(di Sara Passante) Nel rapporto annuale sull’attività del Viminale emerge che i reati comuni sono in diminuzione mentre i femminicidi restano più o meno costanti.
Il femminicidio come forma di violenza alle donne è un fenomeno scarsamente esaminato e su cui ci sono pochi dati , soprattutto in Italia. Si parla di femminicidio quando in un crimine il genere femminile della vittima è un movente, una causa essenziale del crimine stesso. La maggior parte delle volte questo tipo di crimine si realizza all’interno di legami familiari, ovvero fidanzati, mariti o padri che per scelte di vita non condivise si ‘scagliano’ contro le proprie compagne o figlie.
Prendendo a riferimento il periodo dal 1°Agosto 2015 al 31 Luglio 2016, le donne uccise sono state 138 su 398 omicidi complessivi. Mentre gli omicidi delle criminalità organizzata sono stati ‘solo’ 49. Questi dati hanno confermato quelli dell’anno precedente, in quel caso su 449 omicidi 181 erano femminicidi.
Per quanto riguarda l’età delle donne uccise, dai dati emerge che oltre la metà dei femminicidi hanno interessato donne tra i 25 e i 54 anni. La distribuzione geografica è abbastanza omogenea in Italia anche se si possono riscontrare alcune differenze a livello regionale. Lombardia e Sicilia sono le regioni più colpite, seguite da Lazio e Toscana. In riferimento alle provincie invece il tasso più alto si riscontra a Milano seguita da Roma.
Anche i mezzi per uccidere sono alquanto omogenei. Nella maggior parte dei casi viene utilizzata un’arma da taglio, dato che spesso fa pensare ad omicidi di impeto, ma spesso queste donne vengono uccide ance a mani nude. Meno utilizzate risultano invece le armi da sparo, avvelenamenti ed armi contundenti.
I dati forniti dal Viminale sottolineano che i delitti sono complessivamente in calo e, al di là dei fatti di cronaca e del clamore mediatico, l’analisi del fenomeno è limitata. Ciò che più preoccupa infatti non sono i dati ma il contesto socio-antropologico degli omicidi di genere.
Oggi le donne muoiono in primo luogo perché sono tali, sono donne, e in secondo luogo perché fanno parte di un sistema di potere a cui, negli anni, hanno tentato di sottrarsi. Il femminicidio nasce quindi in un contesto del tutto maschilista e fallocratico arcaico.

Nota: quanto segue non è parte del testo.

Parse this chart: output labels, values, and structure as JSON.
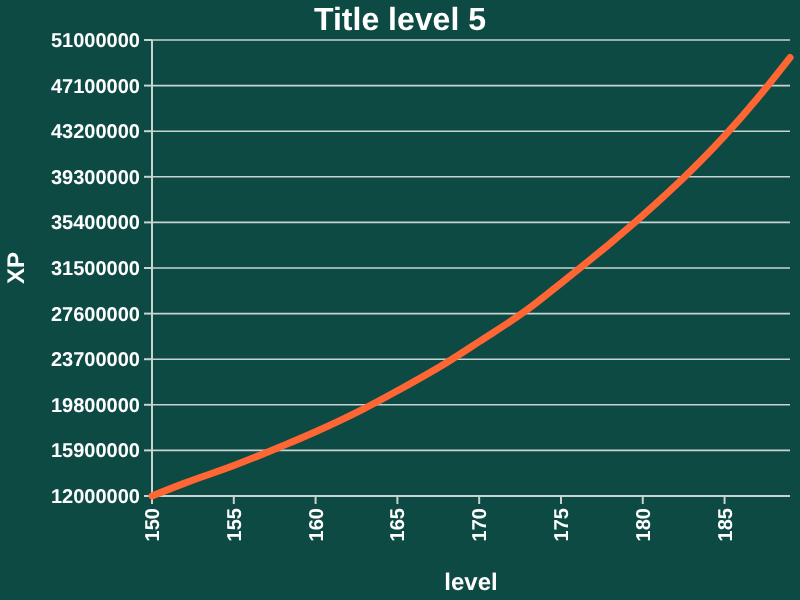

Il ruolo di uomini e donne sta cambiando, ma la società, invece di suddividere la responsabilità su tutti per la ridefinizione dei ruoli, e della nuova configurazione famigliare, attribuisce questo ‘fardello’ alle donne. Dovrebbe essere invece l’intera società a rieducare gli uomini a non considerare più le donne come proprietà privata, come oggetti che si possono ‘distruggere’ una volta che non si è più in grado di dominare.